The General Data Protection Regulation will come into effect on May 25, 2018, and will provide a modernized compliance framework for data protection. Because of the extraterritorial reach, entities that operate in the U.S. should take note and consider complying with the regulation. While having a data protection officer, as mandated under the GDPR, is not a new concept and is required for entities operating in countries such as Singapore and Germany, the extraterritorial scope of GDPR greatly broadens the number of companies that may need to hire one. Article 37(1) of GDPR requires the designation of a DPO in the following circumstances: where the processing is carried out by a public authority or body; where the core activities of the controller or the processor consist of processing operations, which require regular and systematic monitoring of data subjects on a large scale; or where the core activities of the controller or the processor consist of processing on a large scale of special categories of data or personal data relating to criminal convictions or offenses.
Due to the extraterritorial scope of GDPR, many companies will be required to spend money on either an internal DPO or a third-party entity such as a law or IT firm to act as their external DPO. According to one study by the IAPP, more than 28,000 new DPOs need to be hired by 2018, and that's just in the EU and U.S. Applied globally, the IAPP found that number looks more like 75,000. With the shortage of individuals trained to handle DPO responsibilities, it is likely that many entities will look to hire an external third-party DPO. Before hiring an external DPO, entities should consider the following issues:
Can the DPO be adequately involved with an entity’s data privacy program and do the costs justify hiring an external DPO?
Contrary to common belief, a DPO’s duties do not solely involve responding to breach situations and cooperating with supervisory authorities. In addition, the GDPR states that a DPO’s duties are broad and include tasks such as: monitoring an entity’s compliance with GDPR; providing advice when conducting data protection impact assessments; informing the entity and its employee of data protection obligations, and cooperating with various supervisory authorities. Article 29 Working Party’s guidance on DPOs provides further clarification that a DPO should be invited to participate regularly in meetings with senior and middle management and also should be easily accessible within the organization.
Traditionally, law firms and IT consulting firms either charge by the hour or have a fixed budget (or semi-fixed budget) to provide their services. It is important to consider that certain responsibilities, such as attending meetings and monitoring an entity’s compliance with GDPR, may be extremely time consuming and expensive on a per-hour basis. Certain service providers have created a fixed-fee arrangement that may provide cost savings, but at the risk of sacrificing quality by putting less qualified and experienced individuals on certain DPO related duties. In a fixed fee or semi-fixed fee arrangement, an entity should consider the included services along with the experience of the individuals that will be performing those services.
Can the service provider act independently in performing its DPO duties?
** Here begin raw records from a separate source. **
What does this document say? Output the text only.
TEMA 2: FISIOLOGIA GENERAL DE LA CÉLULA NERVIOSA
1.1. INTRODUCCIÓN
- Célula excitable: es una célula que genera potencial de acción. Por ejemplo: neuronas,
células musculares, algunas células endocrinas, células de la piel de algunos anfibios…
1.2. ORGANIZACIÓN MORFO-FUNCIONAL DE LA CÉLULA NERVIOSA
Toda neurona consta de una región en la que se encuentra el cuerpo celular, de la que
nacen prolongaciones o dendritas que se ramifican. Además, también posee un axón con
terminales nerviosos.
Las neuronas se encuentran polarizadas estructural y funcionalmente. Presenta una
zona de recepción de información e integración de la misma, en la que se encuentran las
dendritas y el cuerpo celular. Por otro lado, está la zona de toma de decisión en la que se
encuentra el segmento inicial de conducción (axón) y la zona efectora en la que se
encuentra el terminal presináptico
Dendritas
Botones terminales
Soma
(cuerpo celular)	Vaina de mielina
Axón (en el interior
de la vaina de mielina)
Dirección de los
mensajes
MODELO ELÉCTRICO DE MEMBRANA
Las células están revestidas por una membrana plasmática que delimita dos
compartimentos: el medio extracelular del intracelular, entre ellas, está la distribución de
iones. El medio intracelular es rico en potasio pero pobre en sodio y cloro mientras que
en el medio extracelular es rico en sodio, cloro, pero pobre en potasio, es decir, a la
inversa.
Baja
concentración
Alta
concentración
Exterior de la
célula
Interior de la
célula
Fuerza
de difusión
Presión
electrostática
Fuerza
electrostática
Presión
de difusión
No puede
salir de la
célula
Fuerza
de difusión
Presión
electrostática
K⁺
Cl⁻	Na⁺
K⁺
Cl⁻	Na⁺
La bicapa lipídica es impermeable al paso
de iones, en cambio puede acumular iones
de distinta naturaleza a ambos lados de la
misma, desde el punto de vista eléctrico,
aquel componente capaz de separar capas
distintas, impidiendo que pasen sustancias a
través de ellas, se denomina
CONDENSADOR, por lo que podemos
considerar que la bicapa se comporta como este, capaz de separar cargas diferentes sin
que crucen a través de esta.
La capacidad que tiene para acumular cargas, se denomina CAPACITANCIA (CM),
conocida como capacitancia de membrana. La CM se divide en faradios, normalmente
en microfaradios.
According to GDPR Article 38(3) and Article 29 Working Party’s guidance on DPOs, a DPO must perform its duties and tasks in an independent manner. In other words, the DPO must not be instructed on how to deal with a matter and cannot be instructed to take a certain stance related to a data privacy issue. However, for many third party providers, this could be a potential issue, especially if the service provider has many engagements with the entity in question. If an entity has a close prior relationship with the service provider, the line may be easily blurred and may lead to instances where the service provider may be asked or may feel pressure to take a stance in a certain manner.
Does the DPO have other privacy, data security, or IT related engagements with the entity that could potentially create a conflict of interest?
According to GDPR Article 38(6) and Article 29 Working Party’s guidance on DPOs, a DPO is allowed to fulfill other tasks and duties. However, it requires that those tasks and duties do not result in a conflict of interest with its DPO duties. For many service providers, this can be an issue, especially if a service provider has worked with the entity’s management in designing an entity’s privacy program or assisted an entity in interpreting privacy rules and regulations. Service providers may be compelled or feel uncomfortable in making determinations that are contrary to the advice that the service provider provided in a previous engagement. In order to prevent issues of independence, U.S. publicly traded companies often use a different audit firm for Sarbanes Oxley corporate internal controls issues, as compared to general audit services. Other conflicts to consider include hiring the same external DPO as an entity’s Qualified Security Assessor under the Payment Card Industry Rules or hiring the same DPO as an entity’s security-information event-management firm.
Below is a list of questions and issues to consider prior to hiring an external DPO:
•Do you envision the external DPO being extremely hands on?
•What kind of fee engagement is the external DPO offering?
•If the fee engagement is fixed: Are the included services adequate for your organization? Are the individuals handling DPO duties qualified?
•If the fee engagement is on a per hour basis: Are the rates reasonable given the experience of the individuals performing DPO duties? Are there available discounts for a prepayment of expenses? What kind of duties do you envision the DPO handling?
•Does the DPO represent other entities in your sector?
•Does your entity have a close relationship with the external DPO that may cause independence issues?
•Has the external DPO engaged in any privacy or data security work for your entity in the past? Could that work cause a conflict of interest?